I like games that pose a lot of interesting challenges with few rules. When you’re designing a game it’s always worth asking yourself whether each new rule you add is pulling its weight in terms of adding something cool to offset the additional effort required in learning and remembering. Here, Kohaku does really well. The rules are brief and straightforward. In fact, the scoring takes up about three-quarters of the actual rules. How you play is simplicity itself. Once you have internalised a very simple process (take two adjacent tiles from the central pond, add them in your pond) all your thinking goes into working out not how to play, but how to maximise your score. And that’s great.

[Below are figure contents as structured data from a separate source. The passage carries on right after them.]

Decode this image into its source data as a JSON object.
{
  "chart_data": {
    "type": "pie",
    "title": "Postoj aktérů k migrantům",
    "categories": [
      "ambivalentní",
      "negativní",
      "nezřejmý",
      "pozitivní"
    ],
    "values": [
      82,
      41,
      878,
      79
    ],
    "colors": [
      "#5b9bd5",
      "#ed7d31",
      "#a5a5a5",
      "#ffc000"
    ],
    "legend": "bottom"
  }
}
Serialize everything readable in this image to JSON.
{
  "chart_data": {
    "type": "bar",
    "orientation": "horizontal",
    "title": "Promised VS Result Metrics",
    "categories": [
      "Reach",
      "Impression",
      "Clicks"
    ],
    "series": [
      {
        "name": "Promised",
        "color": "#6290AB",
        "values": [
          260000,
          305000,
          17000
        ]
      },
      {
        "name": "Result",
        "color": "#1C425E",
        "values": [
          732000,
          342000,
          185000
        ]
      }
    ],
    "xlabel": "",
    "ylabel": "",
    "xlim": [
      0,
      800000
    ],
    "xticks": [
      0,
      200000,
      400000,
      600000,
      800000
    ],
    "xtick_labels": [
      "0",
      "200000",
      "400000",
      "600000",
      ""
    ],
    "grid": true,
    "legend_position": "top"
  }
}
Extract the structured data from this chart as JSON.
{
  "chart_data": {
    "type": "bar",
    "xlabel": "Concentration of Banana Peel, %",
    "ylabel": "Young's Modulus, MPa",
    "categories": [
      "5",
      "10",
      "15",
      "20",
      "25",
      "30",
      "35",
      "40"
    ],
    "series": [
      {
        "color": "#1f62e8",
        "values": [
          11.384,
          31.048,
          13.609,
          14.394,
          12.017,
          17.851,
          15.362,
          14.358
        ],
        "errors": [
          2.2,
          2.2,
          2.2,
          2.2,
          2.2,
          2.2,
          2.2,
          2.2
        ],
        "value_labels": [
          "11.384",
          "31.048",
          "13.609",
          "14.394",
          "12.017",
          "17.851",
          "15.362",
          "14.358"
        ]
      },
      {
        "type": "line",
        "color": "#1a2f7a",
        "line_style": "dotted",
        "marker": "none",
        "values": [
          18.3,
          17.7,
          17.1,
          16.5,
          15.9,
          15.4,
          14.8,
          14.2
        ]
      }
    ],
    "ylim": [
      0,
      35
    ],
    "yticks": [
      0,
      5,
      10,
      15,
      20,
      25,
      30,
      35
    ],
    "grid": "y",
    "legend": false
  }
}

They’re also clearly explained and the reference cards for each player list the different ways to score, which is all you need. Sure, it’s much easier to get rules and reference right when you’ve such a light mechanical footprint, but I still see it done badly all the time. So, well done here too.
I’ve played this solo, and also (despite the vile pestilence that washes over our blighted lands) managed to get a couple of two-player games in as well. The experience is very similar as interaction is minimal. Overall, I think I may just prefer solo play, though it’s a close run thing and a fun game in either context.
The scoring for the solo game is the most interesting bit. You play as normal, and the AI does its own thing, picking a random tile each turn from the supply and then snaffling any matching tiles of that type from the main pond. It’s unpredictable, lightning fast to resolve, and gets in the way of your cunning plans about the same as another player would. The really nice part comes at the end of the game when you score the AI three times, each time slightly differently, to give you three opponents of increasing score to beat instead of one. It’s a simple idea, and one that I’ve not seen before. It’s well worth borrowing though as it feels very different to come in second out of four rather than just beating or losing against a single opponent, or having to beat a static value. And second out of four is where all my solo games have been so far. I can beat two of them, but I haven’t yet managed to pip the hardest of the AIs at the post.